Story Stocks®

Updated: 16-Jul-25 12:39 ET
Morgan Stanley posts solid Q2, but results overshadowed by Goldman's investment banking surge (MS)
Morgan Stanley's (MS) 2Q25 earnings report showcased a solid performance with both EPS and revenue surpassing analysts' expectations, but compared to rival Goldman Sachs (GS), which reported a 26% yr/yr surge in investment banking revenue, MS’s results were less impressive, particularly in its investment banking business. This divergence in performance has pressured MS shares, despite the company’s positive steps to enhance shareholder value, including a reauthorized $20.0 bln stock repurchase program and a dividend increase of $0.075 per share to $1.00.
  • The Institutional Securities segment, MS’s largest revenue driver, generated $7.6 bln in net revenues, reflecting an 8.5% yr/yr increase. However, investment banking revenue disappointed, falling 5% to $1.54 bln, with Advisory revenue dropping 14% to $508 mln, a stark contrast to GS's 71% Advisory revenue surge to $1.17 bln. This decline was attributed to a slowdown in midsize M&A and sponsor activity, compounded by market uncertainties around U.S. tariffs and geopolitical tensions, which have caused some transactions to pause.
  • On a positive note, equity underwriting was a bright spot, with revenues rising 42% to $500 mln, driven by strong activity in follow-on offerings, convertible securities, and a rebound in IPOs, reflecting MS’s role as a lead underwriter in high-profile deals like CoreWeave’s (CRWV) $1.5 bln IPO.
  • On the trading side, the unit delivered solid but less robust results compared to GS. Equity trading revenues grew 23% yr/yr to $3.7 bln, driven by strong client activity in prime brokerage and derivatives, particularly in Asia, where market share gains were notable.
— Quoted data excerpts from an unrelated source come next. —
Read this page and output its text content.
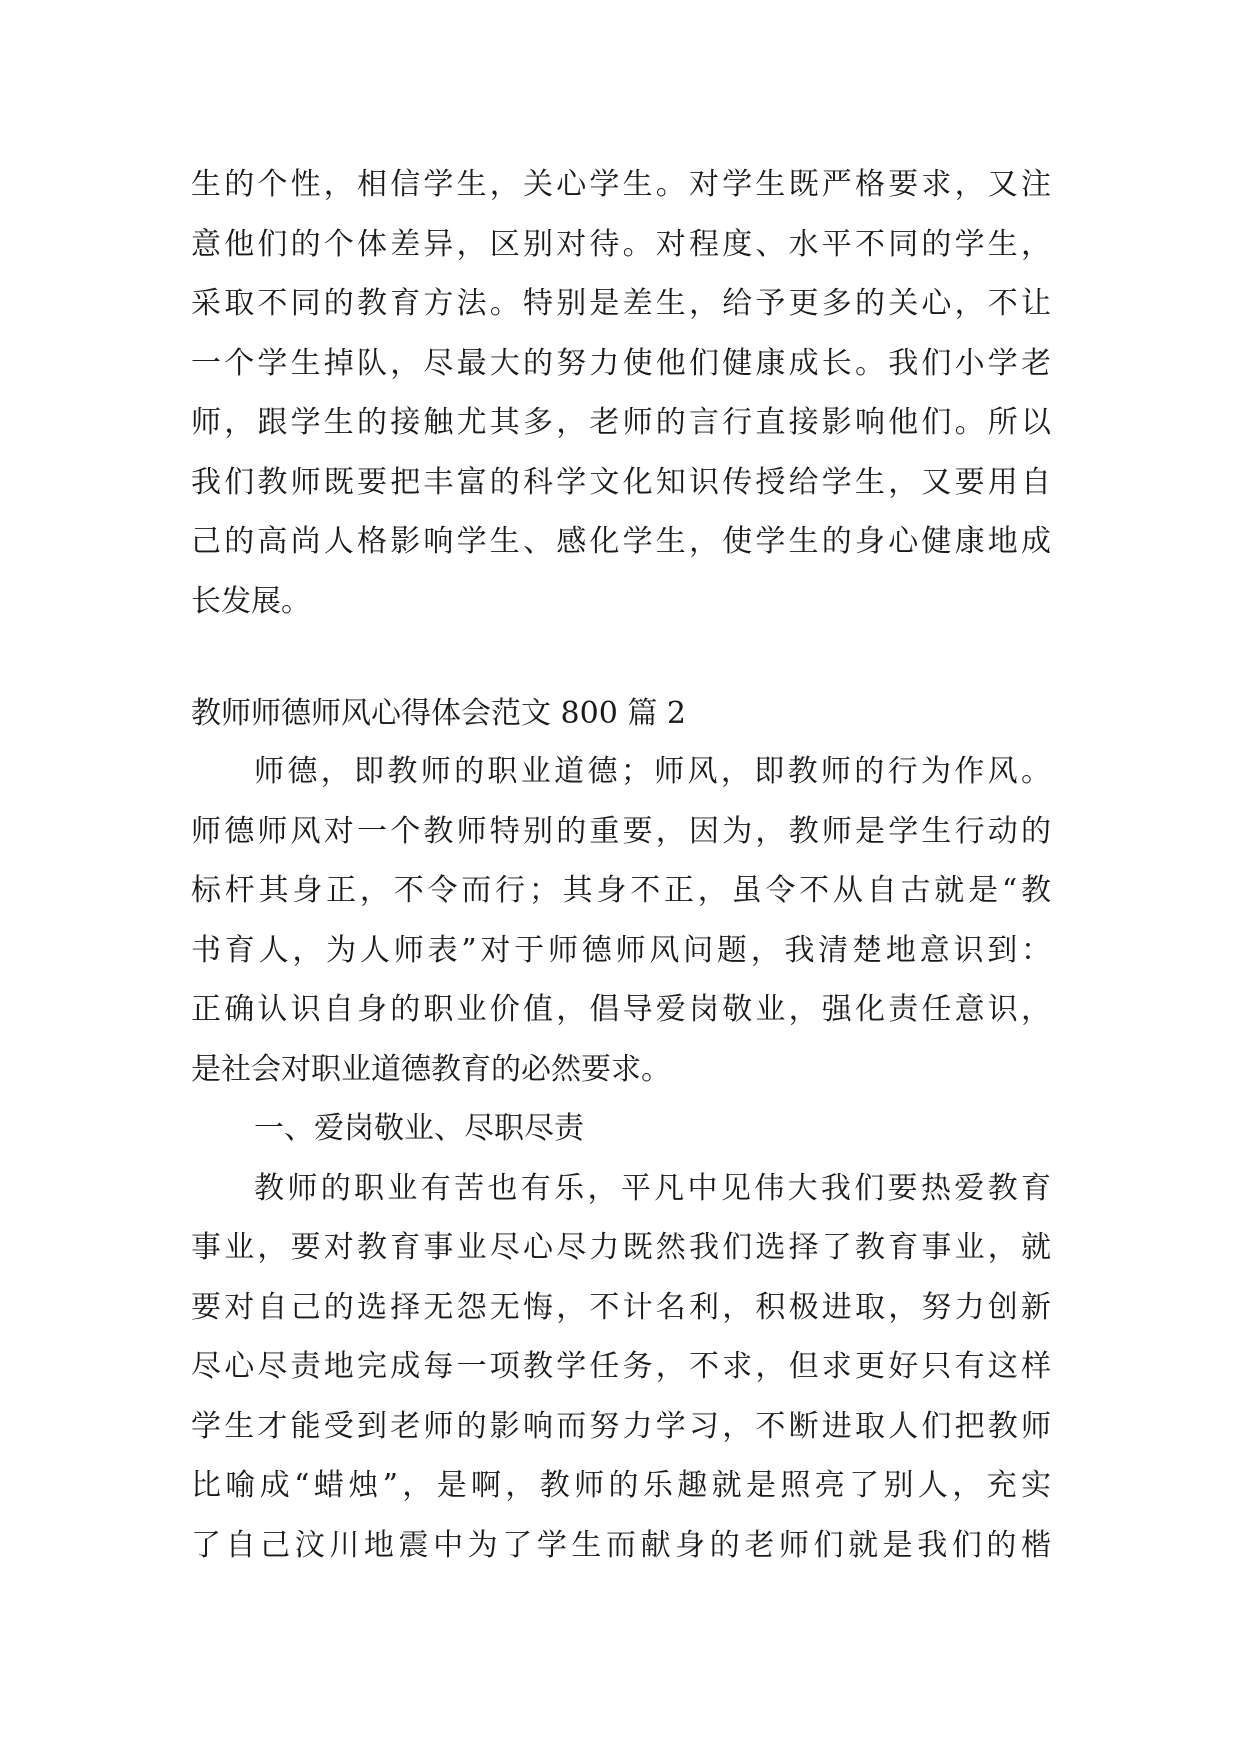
生的个性，相信学生，关心学生。对学生既严格要求，又注
意他们的个体差异，区别对待。对程度、水平不同的学生，
采取不同的教育方法。特别是差生，给予更多的关心，不让
一个学生掉队，尽最大的努力使他们健康成长。我们小学老
师，跟学生的接触尤其多，老师的言行直接影响他们。所以
我们教师既要把丰富的科学文化知识传授给学生，又要用自
己的高尚人格影响学生、感化学生，使学生的身心健康地成
长发展。
教师师德师风心得体会范文 800 篇 2
师德，即教师的职业道德；师风，即教师的行为作风。
师德师风对一个教师特别的重要，因为，教师是学生行动的
标杆其身正，不令而行；其身不正，虽令不从自古就是“教
书育人，为人师表”对于师德师风问题，我清楚地意识到：
正确认识自身的职业价值，倡导爱岗敬业，强化责任意识，
是社会对职业道德教育的必然要求。
一、爱岗敬业、尽职尽责
教师的职业有苦也有乐，平凡中见伟大我们要热爱教育
事业，要对教育事业尽心尽力既然我们选择了教育事业，就
要对自己的选择无怨无悔，不计名利，积极进取，努力创新
尽心尽责地完成每一项教学任务，不求，但求更好只有这样
学生才能受到老师的影响而努力学习，不断进取人们把教师
比喻成“蜡烛”，是啊，教师的乐趣就是照亮了别人，充实
了自己汶川地震中为了学生而献身的老师们就是我们的楷
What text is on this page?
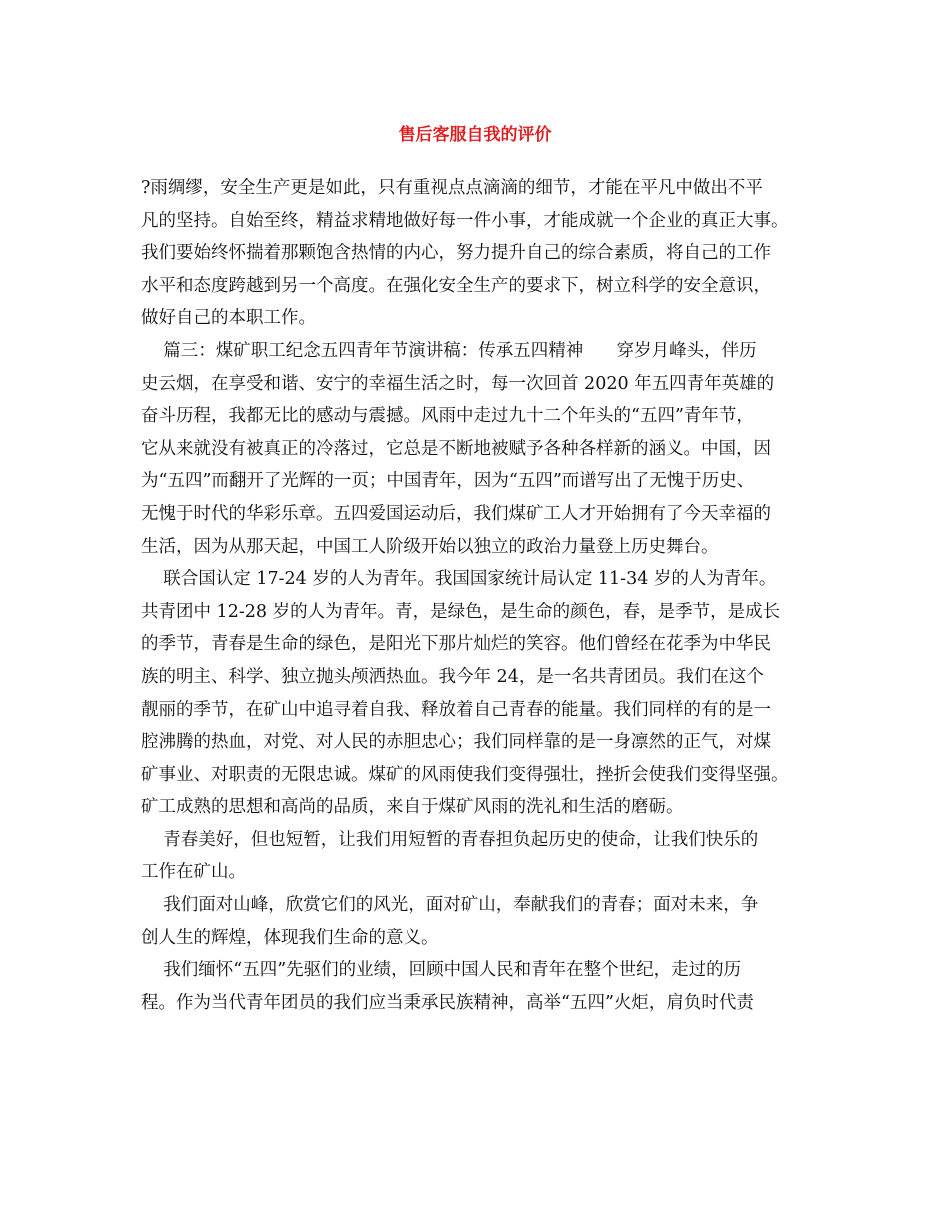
售后客服自我的评价
?雨绸缪，安全生产更是如此，只有重视点点滴滴的细节，才能在平凡中做出不平
凡的坚持。自始至终，精益求精地做好每一件小事，才能成就一个企业的真正大事。
我们要始终怀揣着那颗饱含热情的内心，努力提升自己的综合素质，将自己的工作
水平和态度跨越到另一个高度。在强化安全生产的要求下，树立科学的安全意识，
做好自己的本职工作。
篇三：煤矿职工纪念五四青年节演讲稿：传承五四精神      穿岁月峰头，伴历
史云烟，在享受和谐、安宁的幸福生活之时，每一次回首 2020 年五四青年英雄的
奋斗历程，我都无比的感动与震撼。风雨中走过九十二个年头的“五四”青年节，
它从来就没有被真正的冷落过，它总是不断地被赋予各种各样新的涵义。中国，因
为“五四”而翻开了光辉的一页；中国青年，因为“五四”而谱写出了无愧于历史、
无愧于时代的华彩乐章。五四爱国运动后，我们煤矿工人才开始拥有了今天幸福的
生活，因为从那天起，中国工人阶级开始以独立的政治力量登上历史舞台。
联合国认定 17-24 岁的人为青年。我国国家统计局认定 11-34 岁的人为青年。
共青团中 12-28 岁的人为青年。青，是绿色，是生命的颜色，春，是季节，是成长
的季节，青春是生命的绿色，是阳光下那片灿烂的笑容。他们曾经在花季为中华民
族的明主、科学、独立抛头颅洒热血。我今年 24，是一名共青团员。我们在这个
靓丽的季节，在矿山中追寻着自我、释放着自己青春的能量。我们同样的有的是一
腔沸腾的热血，对党、对人民的赤胆忠心；我们同样靠的是一身凛然的正气，对煤
矿事业、对职责的无限忠诚。煤矿的风雨使我们变得强壮，挫折会使我们变得坚强。
矿工成熟的思想和高尚的品质，来自于煤矿风雨的洗礼和生活的磨砺。
青春美好，但也短暂，让我们用短暂的青春担负起历史的使命，让我们快乐的
工作在矿山。
我们面对山峰，欣赏它们的风光，面对矿山，奉献我们的青春；面对未来，争
创人生的辉煌，体现我们生命的意义。
我们缅怀“五四”先驱们的业绩，回顾中国人民和青年在整个世纪，走过的历
程。作为当代青年团员的我们应当秉承民族精神，高举“五四”火炬，肩负时代责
This growth, while impressive, trailed GS’s 36% increase in equities revenue to $4.3 bln, reflecting GS’s stronger positioning in intermediation and financing amid volatile market conditions.
  • Fixed Income, Currency, and Commodities (FICC) trading revenues matched GS’s performance, rising 9% to $2.18 bln, fueled by heightened client demand for hedging in macro and FX products as investors adjusted portfolios in response to tariff-related stagflation concerns.
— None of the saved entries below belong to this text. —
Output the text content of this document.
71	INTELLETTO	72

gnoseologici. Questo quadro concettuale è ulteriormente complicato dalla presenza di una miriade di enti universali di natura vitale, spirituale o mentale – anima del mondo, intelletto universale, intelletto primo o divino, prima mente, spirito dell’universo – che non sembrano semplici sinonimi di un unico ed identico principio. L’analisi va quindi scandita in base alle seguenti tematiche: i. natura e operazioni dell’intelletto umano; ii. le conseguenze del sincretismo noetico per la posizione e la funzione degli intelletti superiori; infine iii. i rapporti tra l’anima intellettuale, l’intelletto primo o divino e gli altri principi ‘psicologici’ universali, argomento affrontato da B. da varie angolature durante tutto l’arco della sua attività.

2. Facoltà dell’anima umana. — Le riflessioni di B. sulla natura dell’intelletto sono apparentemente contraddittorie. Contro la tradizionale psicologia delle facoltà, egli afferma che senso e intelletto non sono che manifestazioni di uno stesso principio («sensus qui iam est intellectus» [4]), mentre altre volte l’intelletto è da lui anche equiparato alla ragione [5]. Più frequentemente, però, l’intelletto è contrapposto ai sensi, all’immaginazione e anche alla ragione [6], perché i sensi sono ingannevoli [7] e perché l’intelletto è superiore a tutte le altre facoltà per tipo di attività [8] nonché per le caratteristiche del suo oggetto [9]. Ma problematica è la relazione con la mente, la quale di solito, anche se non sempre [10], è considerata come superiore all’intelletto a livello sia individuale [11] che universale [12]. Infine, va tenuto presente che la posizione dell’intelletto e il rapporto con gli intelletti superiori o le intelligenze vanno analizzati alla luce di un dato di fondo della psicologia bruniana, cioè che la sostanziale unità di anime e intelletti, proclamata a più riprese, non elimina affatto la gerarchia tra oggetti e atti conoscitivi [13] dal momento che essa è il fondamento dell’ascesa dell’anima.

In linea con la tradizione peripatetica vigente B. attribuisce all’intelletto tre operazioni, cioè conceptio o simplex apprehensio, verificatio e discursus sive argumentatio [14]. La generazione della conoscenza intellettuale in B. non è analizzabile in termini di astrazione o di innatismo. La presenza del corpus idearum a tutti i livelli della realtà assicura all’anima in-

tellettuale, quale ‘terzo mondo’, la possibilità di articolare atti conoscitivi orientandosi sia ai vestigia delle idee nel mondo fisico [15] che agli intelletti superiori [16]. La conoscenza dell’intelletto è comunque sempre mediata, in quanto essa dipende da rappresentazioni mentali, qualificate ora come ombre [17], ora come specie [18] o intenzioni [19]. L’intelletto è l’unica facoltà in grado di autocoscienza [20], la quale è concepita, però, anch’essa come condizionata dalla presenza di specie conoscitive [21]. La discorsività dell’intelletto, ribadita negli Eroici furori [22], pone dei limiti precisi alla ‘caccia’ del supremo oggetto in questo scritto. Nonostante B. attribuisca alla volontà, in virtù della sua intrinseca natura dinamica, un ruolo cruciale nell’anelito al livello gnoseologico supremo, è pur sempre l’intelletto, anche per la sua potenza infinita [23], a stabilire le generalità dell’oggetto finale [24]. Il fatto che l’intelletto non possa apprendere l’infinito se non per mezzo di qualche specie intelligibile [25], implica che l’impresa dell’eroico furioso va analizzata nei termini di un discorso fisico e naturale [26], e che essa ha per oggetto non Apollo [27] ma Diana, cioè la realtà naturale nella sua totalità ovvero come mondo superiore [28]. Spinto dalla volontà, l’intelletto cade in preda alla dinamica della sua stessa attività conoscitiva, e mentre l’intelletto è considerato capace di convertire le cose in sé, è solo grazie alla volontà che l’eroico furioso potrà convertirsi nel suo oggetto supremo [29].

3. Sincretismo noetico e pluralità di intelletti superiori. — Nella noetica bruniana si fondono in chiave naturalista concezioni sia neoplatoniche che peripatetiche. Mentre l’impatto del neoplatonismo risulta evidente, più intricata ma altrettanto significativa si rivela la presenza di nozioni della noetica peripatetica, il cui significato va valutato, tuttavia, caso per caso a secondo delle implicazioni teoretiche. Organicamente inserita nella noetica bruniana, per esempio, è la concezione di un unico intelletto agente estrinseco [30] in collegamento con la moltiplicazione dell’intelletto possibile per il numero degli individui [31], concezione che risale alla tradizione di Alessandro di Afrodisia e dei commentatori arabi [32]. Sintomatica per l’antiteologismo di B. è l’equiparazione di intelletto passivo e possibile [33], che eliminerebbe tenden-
  • The Wealth Management segment was a standout, with net revenues increasing 14.7% yr/yr to $7.8 bln, surpassing estimates of $7.35 bln. This growth was driven by a 16% rise in asset management revenues, supported by record client assets under management of $6.5 trillion and $59 bln in net new assets, reflecting strong fee-based flows. Transaction revenues also rose 17%, propelled by broad-based increases in client activity across equities, fixed income, and structured products, particularly in technology and industrial stocks.

MS’s Q2 results were solid, with strong contributions from Wealth Management and trading, but they paled in comparison to GS’s exceptional performance, particularly in investment banking. This divergence has driven capital flows from MS to GS shares, as investors favor GS’s superior growth in Advisory and equities trading.